Journalist and podcast producer Angélique Roché partnered with up-and-coming cartoonists Alvin Epps, Millicent Monroe, and Bex Glendining to bring to life First Freedom: The Story of Opal Lee and Juneteenth (Oni, Feb.), a kaleidoscopic graphic biography of educator and activist Opal Lee, known as the “Grandmother of Juneteenth.” This “uplifting” work “shines an overdue spotlight on a modern-day hero," per PW’s review. The narrative is framed via Lee’s memories as she prepares for a white house visit with President Biden to celebrate the recently federally recognized holiday—and winds back through history, as well as Lee’s symbolic 1,400-mile walk in 2016 that helped bring awareness to her campaign for Juneteenth.
PW talked with Roché about making her graphic nonfiction debut, and why it’s essential to make history accessible to all kinds of readers.
How did you approach creating the overall narrative?
That first week we brought two cameramen, producer, me, and we worked like it was a production schedule. Where do you begin with a century of life? Do we tell this from her great grandmother's perspective, who was a runaway slave? Do we tell this from starting in Louisiana, where her grandfather is actually from—he piled up his children he had had in a horse drawn wagon and came to Texarkana. I don’t believe I was prepared for how incredibly fun and wonderful her story would be. Because Miss Opal would say, ‘when I was younger,’ and she’d mean 30. She didn't mean 12. It took adjusting on what does ‘younger’ meant to a person who retired in the 1970s and has still been full steam ahead ever since.
What guided your decision to braid history and biography together?
You know, with the civil rights movement, we seldom think about people doing the work every day to ensure that the community continues to be strong. That's just as important, though we so seldomly see it juxtaposed against the larger narrative that has been amplified. It was important to me to show that Miss Opal had always been there.
What aspect of Opal Lee’s personality were you most determined to capture?
All of it! I wish I could just bottle her up and give her to everybody. She knows who she is. She doesn’t see an impossible. She's always been the person taking care of people. I wanted to show her to be tenacious and feisty and sassy and confident. Because so many times the voices of people of color, and particularly women of color, are stolen from them. I wanted that love, care, insatiable thirst for knowledge, but also that ultimate educator, to exist. I wanted to make sure people understood that this type of personality is 100 years in the making.
How did Opal Lee respond to the idea of a graphic novel about her life?

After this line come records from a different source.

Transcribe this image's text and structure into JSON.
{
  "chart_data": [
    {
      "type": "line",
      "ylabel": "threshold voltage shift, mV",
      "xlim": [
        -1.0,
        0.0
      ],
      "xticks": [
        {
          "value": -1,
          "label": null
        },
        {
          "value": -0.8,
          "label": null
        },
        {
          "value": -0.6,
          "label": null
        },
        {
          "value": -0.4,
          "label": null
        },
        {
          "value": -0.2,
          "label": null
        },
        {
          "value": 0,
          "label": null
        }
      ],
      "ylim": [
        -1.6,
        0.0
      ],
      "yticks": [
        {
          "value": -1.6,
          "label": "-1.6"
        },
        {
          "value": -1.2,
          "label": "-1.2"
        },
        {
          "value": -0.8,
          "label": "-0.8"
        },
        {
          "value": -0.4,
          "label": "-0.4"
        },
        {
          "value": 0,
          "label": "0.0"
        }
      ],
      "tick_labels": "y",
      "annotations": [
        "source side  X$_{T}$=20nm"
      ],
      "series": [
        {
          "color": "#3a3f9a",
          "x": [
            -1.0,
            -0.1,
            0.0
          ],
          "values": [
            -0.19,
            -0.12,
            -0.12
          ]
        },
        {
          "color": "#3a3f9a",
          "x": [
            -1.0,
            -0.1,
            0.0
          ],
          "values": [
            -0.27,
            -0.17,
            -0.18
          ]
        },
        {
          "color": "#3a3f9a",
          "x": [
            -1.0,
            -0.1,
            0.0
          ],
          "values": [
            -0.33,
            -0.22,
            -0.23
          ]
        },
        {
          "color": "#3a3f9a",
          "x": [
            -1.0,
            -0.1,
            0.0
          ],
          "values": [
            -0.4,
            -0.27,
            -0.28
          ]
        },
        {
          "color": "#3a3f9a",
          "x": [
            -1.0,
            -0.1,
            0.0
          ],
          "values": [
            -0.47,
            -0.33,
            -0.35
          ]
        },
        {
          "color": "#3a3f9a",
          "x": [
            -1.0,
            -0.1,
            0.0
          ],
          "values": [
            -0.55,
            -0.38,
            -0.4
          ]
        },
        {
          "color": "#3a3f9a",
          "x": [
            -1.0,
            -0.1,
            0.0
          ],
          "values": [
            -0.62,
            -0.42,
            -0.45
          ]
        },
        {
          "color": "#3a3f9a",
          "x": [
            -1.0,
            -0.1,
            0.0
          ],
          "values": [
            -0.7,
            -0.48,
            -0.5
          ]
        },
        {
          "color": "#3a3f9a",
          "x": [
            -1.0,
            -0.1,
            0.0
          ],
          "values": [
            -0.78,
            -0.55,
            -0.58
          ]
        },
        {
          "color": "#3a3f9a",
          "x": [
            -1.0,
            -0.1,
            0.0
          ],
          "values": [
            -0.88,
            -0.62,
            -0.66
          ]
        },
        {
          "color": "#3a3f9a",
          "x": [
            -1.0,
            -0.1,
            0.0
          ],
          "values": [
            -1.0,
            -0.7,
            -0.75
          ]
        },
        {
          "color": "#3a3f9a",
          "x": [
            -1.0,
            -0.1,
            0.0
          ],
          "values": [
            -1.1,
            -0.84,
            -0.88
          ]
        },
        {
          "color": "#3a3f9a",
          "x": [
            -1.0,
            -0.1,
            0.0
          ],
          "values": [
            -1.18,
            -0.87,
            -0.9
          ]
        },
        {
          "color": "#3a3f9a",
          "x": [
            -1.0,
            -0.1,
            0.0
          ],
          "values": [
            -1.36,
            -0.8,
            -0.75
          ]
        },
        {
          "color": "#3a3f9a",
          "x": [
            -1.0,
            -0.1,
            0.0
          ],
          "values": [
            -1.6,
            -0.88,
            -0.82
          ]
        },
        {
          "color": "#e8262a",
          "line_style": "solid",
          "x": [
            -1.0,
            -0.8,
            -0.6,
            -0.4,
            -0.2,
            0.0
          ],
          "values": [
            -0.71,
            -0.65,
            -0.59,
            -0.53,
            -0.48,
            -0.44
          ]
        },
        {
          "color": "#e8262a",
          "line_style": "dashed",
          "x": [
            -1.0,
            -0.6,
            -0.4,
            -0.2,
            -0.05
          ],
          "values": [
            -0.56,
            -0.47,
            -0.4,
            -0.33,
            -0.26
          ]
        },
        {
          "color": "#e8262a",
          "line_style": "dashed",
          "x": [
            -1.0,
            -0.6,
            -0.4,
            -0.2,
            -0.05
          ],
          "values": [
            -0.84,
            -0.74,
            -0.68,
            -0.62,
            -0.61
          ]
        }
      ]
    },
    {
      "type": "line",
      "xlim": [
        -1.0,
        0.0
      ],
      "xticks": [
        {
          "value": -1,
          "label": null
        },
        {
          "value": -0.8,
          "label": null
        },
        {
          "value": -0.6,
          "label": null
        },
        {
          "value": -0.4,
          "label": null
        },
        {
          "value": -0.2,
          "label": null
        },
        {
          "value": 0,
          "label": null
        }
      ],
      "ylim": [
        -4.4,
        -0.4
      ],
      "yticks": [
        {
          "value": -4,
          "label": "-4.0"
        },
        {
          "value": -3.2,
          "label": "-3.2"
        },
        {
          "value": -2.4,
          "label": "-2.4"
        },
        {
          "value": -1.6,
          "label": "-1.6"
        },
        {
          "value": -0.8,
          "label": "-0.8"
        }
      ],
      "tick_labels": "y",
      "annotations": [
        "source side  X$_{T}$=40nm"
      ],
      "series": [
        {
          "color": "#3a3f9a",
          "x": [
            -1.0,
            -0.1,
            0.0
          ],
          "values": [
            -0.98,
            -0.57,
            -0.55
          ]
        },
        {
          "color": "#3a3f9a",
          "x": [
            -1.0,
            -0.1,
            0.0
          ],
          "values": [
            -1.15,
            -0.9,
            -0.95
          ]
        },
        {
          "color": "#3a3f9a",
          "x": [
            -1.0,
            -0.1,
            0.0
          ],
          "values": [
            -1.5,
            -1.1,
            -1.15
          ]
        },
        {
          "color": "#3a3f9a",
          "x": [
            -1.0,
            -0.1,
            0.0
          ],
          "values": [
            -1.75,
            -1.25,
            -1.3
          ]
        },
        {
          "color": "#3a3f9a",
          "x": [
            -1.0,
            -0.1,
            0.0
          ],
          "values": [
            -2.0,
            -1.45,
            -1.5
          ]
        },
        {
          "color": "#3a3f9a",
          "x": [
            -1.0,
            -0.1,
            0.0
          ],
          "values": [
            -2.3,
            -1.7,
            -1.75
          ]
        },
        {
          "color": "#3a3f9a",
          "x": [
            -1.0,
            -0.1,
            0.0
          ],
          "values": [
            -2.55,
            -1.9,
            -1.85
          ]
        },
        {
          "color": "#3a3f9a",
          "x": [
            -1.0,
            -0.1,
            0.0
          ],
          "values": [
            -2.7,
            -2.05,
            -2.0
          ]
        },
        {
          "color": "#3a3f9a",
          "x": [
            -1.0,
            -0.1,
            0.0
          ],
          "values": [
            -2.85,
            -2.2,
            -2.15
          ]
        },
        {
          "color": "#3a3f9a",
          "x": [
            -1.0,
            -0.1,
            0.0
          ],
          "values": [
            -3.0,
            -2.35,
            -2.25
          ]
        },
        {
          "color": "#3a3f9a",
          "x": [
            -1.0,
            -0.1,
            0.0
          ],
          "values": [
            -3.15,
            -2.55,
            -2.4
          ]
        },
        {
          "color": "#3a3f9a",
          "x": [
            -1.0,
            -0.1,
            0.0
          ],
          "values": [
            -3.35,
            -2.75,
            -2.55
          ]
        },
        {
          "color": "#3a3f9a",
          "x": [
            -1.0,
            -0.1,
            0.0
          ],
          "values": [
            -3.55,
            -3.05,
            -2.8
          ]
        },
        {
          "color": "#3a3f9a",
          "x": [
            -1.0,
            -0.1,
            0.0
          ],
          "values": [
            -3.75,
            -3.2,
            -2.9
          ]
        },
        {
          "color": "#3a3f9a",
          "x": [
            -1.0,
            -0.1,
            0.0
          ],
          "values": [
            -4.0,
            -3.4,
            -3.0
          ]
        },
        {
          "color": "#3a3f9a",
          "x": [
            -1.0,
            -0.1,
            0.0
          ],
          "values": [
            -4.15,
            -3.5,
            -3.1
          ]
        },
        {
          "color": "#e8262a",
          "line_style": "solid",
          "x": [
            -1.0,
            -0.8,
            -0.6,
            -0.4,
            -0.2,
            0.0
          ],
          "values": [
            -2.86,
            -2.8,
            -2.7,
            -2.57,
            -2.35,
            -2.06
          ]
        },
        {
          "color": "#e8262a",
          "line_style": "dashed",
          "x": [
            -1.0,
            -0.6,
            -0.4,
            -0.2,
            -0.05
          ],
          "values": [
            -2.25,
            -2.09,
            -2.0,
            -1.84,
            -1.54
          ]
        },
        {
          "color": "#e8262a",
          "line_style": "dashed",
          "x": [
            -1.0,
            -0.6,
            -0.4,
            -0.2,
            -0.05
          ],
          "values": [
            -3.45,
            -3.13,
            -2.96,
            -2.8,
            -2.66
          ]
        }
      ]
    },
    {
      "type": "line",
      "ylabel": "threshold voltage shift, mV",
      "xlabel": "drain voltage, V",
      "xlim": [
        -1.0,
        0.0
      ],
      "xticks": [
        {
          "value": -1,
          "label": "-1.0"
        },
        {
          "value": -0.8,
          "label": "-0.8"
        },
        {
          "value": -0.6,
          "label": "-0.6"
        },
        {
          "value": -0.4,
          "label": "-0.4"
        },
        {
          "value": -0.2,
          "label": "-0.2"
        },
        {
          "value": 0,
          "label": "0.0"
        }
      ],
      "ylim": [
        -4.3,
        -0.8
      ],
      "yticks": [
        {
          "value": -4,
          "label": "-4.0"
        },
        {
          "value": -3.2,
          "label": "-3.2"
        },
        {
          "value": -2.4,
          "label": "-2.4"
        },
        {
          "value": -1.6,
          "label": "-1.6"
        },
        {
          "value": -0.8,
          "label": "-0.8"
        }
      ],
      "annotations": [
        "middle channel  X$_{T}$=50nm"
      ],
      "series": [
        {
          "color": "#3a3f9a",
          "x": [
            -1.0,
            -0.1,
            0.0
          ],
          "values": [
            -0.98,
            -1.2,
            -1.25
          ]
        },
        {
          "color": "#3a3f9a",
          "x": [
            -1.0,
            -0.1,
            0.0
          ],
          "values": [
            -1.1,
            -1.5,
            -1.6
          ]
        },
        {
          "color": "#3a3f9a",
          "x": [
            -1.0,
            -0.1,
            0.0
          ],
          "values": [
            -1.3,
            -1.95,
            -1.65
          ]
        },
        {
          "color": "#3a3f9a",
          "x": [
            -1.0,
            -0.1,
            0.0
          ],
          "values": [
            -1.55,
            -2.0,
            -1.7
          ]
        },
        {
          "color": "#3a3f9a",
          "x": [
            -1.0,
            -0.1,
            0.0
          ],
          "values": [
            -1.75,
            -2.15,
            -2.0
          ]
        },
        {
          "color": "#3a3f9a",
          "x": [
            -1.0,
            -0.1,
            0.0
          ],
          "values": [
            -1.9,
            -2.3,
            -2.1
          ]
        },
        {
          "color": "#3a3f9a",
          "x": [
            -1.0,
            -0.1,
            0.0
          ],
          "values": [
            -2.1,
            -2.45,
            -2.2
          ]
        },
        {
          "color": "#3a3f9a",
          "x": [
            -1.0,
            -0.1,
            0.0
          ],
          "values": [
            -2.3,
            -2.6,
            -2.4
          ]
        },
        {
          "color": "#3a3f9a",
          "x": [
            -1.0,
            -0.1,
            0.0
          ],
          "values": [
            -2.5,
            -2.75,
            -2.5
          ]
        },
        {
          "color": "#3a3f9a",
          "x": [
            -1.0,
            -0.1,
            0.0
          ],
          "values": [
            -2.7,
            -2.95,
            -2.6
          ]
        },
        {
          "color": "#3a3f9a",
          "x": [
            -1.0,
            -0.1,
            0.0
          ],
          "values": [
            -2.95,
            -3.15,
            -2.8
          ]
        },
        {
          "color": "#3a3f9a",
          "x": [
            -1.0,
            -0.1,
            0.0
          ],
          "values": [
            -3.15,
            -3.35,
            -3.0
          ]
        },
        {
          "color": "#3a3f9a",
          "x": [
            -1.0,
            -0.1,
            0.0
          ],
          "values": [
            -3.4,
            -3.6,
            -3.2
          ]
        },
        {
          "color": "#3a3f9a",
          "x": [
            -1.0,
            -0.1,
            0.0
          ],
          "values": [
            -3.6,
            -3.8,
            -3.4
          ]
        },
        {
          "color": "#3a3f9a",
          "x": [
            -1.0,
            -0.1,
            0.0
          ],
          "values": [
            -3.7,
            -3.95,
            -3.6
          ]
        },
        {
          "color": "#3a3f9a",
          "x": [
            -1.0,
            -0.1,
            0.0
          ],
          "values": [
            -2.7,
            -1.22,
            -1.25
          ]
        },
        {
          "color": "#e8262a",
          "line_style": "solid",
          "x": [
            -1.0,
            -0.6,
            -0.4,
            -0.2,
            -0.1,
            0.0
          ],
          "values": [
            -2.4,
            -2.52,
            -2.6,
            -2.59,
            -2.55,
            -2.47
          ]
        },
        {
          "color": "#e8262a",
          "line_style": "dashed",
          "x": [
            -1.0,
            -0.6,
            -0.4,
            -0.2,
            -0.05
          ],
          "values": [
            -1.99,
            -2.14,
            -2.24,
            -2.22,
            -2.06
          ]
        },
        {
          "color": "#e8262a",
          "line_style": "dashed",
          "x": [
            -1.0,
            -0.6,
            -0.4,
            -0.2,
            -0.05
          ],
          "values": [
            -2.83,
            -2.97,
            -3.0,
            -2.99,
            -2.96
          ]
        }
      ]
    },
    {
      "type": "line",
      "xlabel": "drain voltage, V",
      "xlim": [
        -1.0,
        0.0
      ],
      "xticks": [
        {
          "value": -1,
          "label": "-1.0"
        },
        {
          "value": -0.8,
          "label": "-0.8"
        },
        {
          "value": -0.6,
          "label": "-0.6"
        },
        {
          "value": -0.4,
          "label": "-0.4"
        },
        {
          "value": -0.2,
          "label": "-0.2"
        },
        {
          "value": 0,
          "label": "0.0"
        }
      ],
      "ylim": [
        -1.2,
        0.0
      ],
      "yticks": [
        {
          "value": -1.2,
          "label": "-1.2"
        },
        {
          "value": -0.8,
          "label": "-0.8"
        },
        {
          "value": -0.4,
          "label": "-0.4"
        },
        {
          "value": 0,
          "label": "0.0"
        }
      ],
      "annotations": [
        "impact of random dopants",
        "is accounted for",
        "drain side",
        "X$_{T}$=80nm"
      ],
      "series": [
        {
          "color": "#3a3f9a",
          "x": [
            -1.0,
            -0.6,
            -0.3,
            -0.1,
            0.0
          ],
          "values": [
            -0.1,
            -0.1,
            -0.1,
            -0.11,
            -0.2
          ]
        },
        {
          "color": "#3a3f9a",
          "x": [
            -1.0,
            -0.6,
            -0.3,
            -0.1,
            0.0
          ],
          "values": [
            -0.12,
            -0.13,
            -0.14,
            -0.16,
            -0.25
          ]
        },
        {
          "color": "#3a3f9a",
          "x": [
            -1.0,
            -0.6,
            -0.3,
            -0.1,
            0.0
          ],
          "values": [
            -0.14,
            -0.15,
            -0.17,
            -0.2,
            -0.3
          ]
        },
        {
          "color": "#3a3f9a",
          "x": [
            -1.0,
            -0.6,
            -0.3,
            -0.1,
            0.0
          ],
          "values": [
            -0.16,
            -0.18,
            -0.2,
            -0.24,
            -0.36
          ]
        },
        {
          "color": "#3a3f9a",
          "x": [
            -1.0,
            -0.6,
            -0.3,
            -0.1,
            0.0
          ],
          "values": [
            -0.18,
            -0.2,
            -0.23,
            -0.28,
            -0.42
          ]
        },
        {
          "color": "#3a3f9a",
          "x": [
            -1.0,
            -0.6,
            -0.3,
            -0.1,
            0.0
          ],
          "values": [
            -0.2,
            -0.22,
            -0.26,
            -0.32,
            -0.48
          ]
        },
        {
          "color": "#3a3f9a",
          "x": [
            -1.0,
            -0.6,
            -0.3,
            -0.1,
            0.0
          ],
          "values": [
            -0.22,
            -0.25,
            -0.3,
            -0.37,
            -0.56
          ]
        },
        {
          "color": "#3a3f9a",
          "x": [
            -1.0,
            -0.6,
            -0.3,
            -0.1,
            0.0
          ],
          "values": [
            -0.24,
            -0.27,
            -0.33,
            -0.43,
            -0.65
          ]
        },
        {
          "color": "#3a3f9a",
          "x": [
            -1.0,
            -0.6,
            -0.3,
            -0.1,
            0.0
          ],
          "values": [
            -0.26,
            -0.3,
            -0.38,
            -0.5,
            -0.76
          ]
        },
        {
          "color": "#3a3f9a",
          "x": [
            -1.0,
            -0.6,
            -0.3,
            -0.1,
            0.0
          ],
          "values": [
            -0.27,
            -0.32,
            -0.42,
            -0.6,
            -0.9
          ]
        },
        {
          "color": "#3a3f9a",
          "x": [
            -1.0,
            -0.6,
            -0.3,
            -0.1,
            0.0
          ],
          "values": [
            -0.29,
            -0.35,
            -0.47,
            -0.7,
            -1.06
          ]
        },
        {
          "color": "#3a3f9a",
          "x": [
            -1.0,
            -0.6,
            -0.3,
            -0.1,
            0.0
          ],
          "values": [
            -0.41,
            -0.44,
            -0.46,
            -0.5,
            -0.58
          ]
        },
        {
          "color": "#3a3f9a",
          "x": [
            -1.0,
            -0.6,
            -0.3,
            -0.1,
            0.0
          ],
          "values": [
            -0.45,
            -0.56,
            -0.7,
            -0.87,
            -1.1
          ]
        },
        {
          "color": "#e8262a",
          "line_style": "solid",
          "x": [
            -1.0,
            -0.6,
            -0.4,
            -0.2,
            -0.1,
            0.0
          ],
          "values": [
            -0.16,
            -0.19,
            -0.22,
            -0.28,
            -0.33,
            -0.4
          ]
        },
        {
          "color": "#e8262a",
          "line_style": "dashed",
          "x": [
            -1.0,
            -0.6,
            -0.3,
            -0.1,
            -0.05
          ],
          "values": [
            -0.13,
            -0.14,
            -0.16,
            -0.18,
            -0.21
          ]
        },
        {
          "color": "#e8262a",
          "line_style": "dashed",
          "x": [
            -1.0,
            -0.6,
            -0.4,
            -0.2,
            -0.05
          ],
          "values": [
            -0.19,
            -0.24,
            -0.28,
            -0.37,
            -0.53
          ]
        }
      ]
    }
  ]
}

Miss Opal is determined to meet people where they are. She wants the story to be told in mediums where people can be inspired to make a change without asking for permission. She wants anybody who would find this more accessible, to be able to access the story in the way that they can process and understand it.
Juneteenth has only recently been recognized nationally since 2021. Why was this book important to publish now, as Opal Lee approaches her 100th year birthday?
Her 100 years is arriving at 160 years from the first celebration of Juneteenth, and at a time where it doesn’t hurt reminding people that we are not so far removed from our past, but also how our past continues to shape our present. It's serendipitous, but it is also fueled by my desire to ensure that Miss Opal and her family were able to hold this book in their hands. They've been with us every step of the way.
It has been a privilege and an honor to be able to tell this story, not just because Opal Lee is so incredible, but because she's human. It was very important that folks could see this book and feel like they too, could make a difference.